Wetten bei Pferderennen (Buchmacher und Totalisator).
Bei Pferderennen sind Wetten schon lange üblich und ein Unterstützungsmittel der Rennen, bez. für die Unterhaltung der Rennställe. Man unterscheidet: 1) Beim Bookmaker (Buchmacher). Derselbe ruft öffentlich seine Wetten und die odds aus, die er gegen oder für (auf) die am Rennen teilnehmenden Pferde legt, z.B. 3: 1 gegen Pferd X, d.h. er legt dem, der die Wette annimmt (dem Nehmenden), dreifaches Geld gegen Pferd X als Gewinner und zahlt, wenn dasselbe siegt, z.B. 300 Mk. aus, während er nur 100 Mk. bekommt, wenn Pferd X nicht siegt.

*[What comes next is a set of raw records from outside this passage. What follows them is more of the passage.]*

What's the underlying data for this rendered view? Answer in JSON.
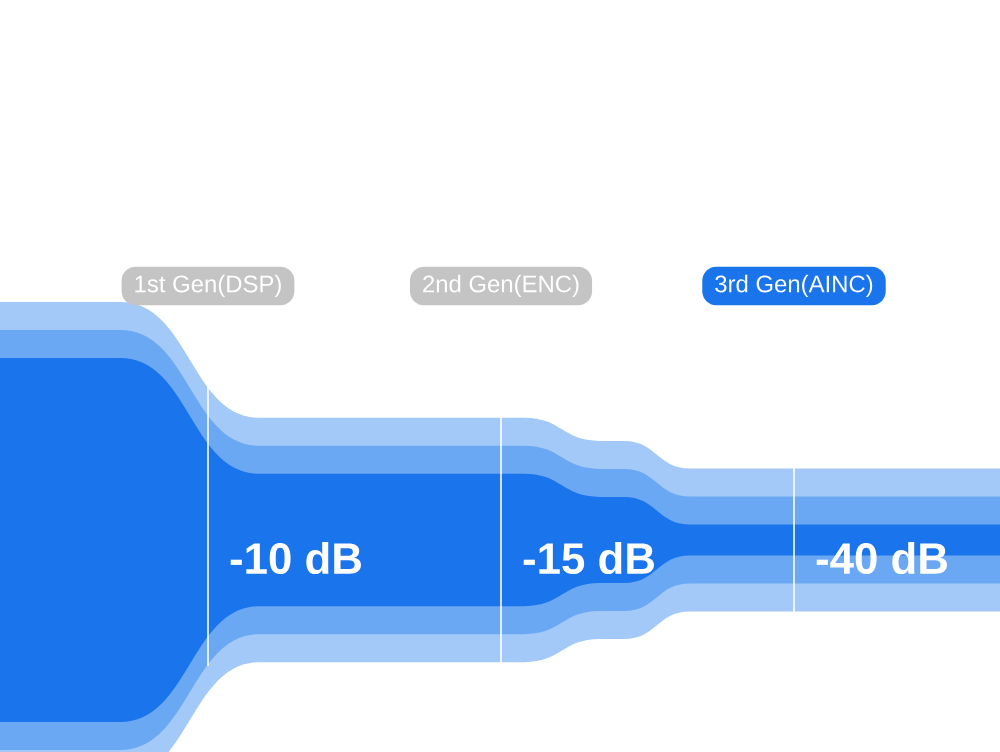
{
  "chart_data": {
    "type": "other",
    "categories": [
      "1st Gen(DSP)",
      "2nd Gen(ENC)",
      "3rd Gen(AINC)"
    ],
    "values": [
      -10,
      -15,
      -40
    ],
    "value_labels": [
      "-10 dB",
      "-15 dB",
      "-40 dB"
    ]
  }
}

Oder umgekehrt, er ruft: 10: 1 auf Pferd Y. In diesem Fall ist der Bookmaker der Nehmer; gewinnt Y, so zahlt er bloß 100 Mk., verliert Y, so bekommt er 1000 Mk. Even money wettet man, wenn beide Partner gleiches Geld setzen. Bei diesen Wetten weiß man die Höhe des zu gewinnenden Betrags also schon vorher. 2) Beim Totalisator, der 1871 in Deutschland eingeführt wurde, weiß man dies nicht. Die Gewinnsumme kann erst festgestellt werden, nachdem der Sieger bekannt geworden, weil die auf die verlierenden Pferde eingesetzten Beträge unter diejenigen Personen, die auf das gewinnende Pferd gesetzt haben, pro Rate der Einsätze verteilt werden. Ein gewisser Prozentsatz der Einsätze am Totalisator fließt dem ganzen Rennunternehmen zu und wird zur Bestreitung der Rennpreise verwandt. Beim Wetten am Totalisator ist der Wettende vor Betrug und Unterschlagung des Einsatzes sichergestellt, während dies bei Wetten mit den Bookmakers keineswegs immer der Fall ist. Durch Reichsgesetz vom 4. Juli 1905 ist das Buchmachen verboten und der Totalisatorbetrieb geregelt worden. Für öffentliche Rennen dürfen Wettunternehmungen nur mit Erlaubnis der Landeszentralbehörde oder der von dieser bezeichneten Behörde eingerichtet werden. Die Erlaubnis zum Betriebe von Wettunternehmungen darf nur Vereinen gegeben werden, und zwar solchen, die Sicherheit dafür bieten, daß sie die Einnahmen aus dem Betrieb ausschließlich zum Besten der Landespferdezucht verwenden. Die Hälfte der Reichsstempelabgabe für die Ausweise (Tickets) über gemachte Wetteinsätze wird an die betreffenden Einzelstaaten zur Verwendung für Hebung der Landespferdezucht überwiesen. Vgl. Geck, Die Wettgeschäfte im Rennsport (Magdeb. 1899); Pfänder, Die Rennwette (Leipz. 1905); die Ausgaben des Reichsgesetzes vom 4. Juli 1905 (als Anhang zum Reichsstempelgesetz) von Loeck (Berl. 1906), Pannier (in Reclams Universal-Bibliothek).